CULTURA-INTERNATIONAL JOURNAL OF PHILOSOPHY OF CULTURE AND AXIOLOGY, cilt.8, sa.2, ss.85-104, 2011 (AHCI) identifier

Özet

This article questions the predominance of pragmatism and fixed points of reference in academic paradigms regarding culture and proposes a theory of autopoietic culture based on a theory of living forms developed by the biologists Humberto Maturana and Francisco Varela. The central part of the theory of autopoietic culture is that culture, something originating with humanity and reflected upon by the same, is an autonomous and autonomic unity that is a network of processes and production of components that are continuously generated and "recursively participate through their interactions in the generation and realization of the network of process of production of components which produced them" (Maturana, 1999: 149, 153). This article briefly refers to the theories of Thomas Sebeok, Juri Lotman, Niklas Luhmann and Pierre Bourdieu, which have similar components to the theory of autopoietic culture.

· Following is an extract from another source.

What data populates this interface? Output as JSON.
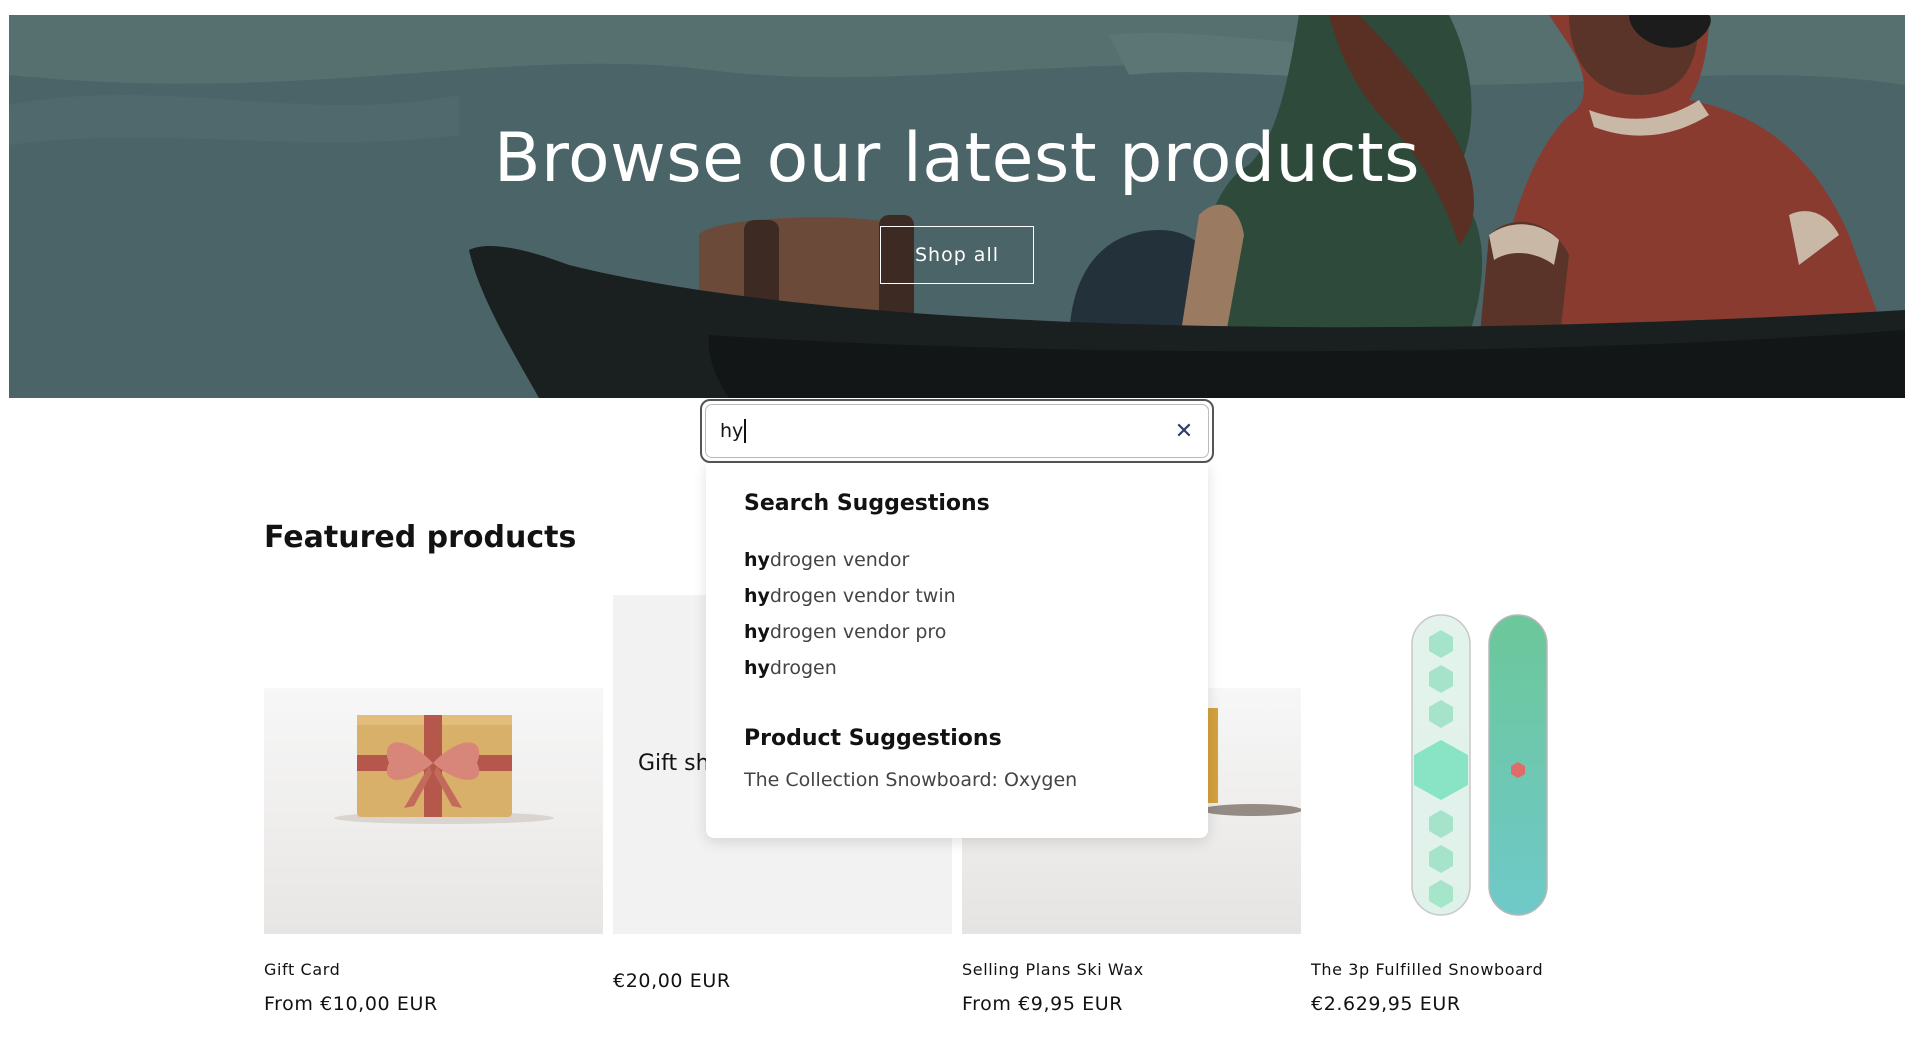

The article concludes that within autopoietic culture whatever we would consider describing as a cultural element is not as significant as the processes within which it is part in the construction of its own boundary of discernment; our description of the process is always conducted with other observers in a linguistic domain; our existence carries its own ontogeny and creates perturbations in the structure (elements) which we distinguish; and there are an unknown number of elements and processes continuing in time within the unity that define the unity and are beyond our ability to distinguish.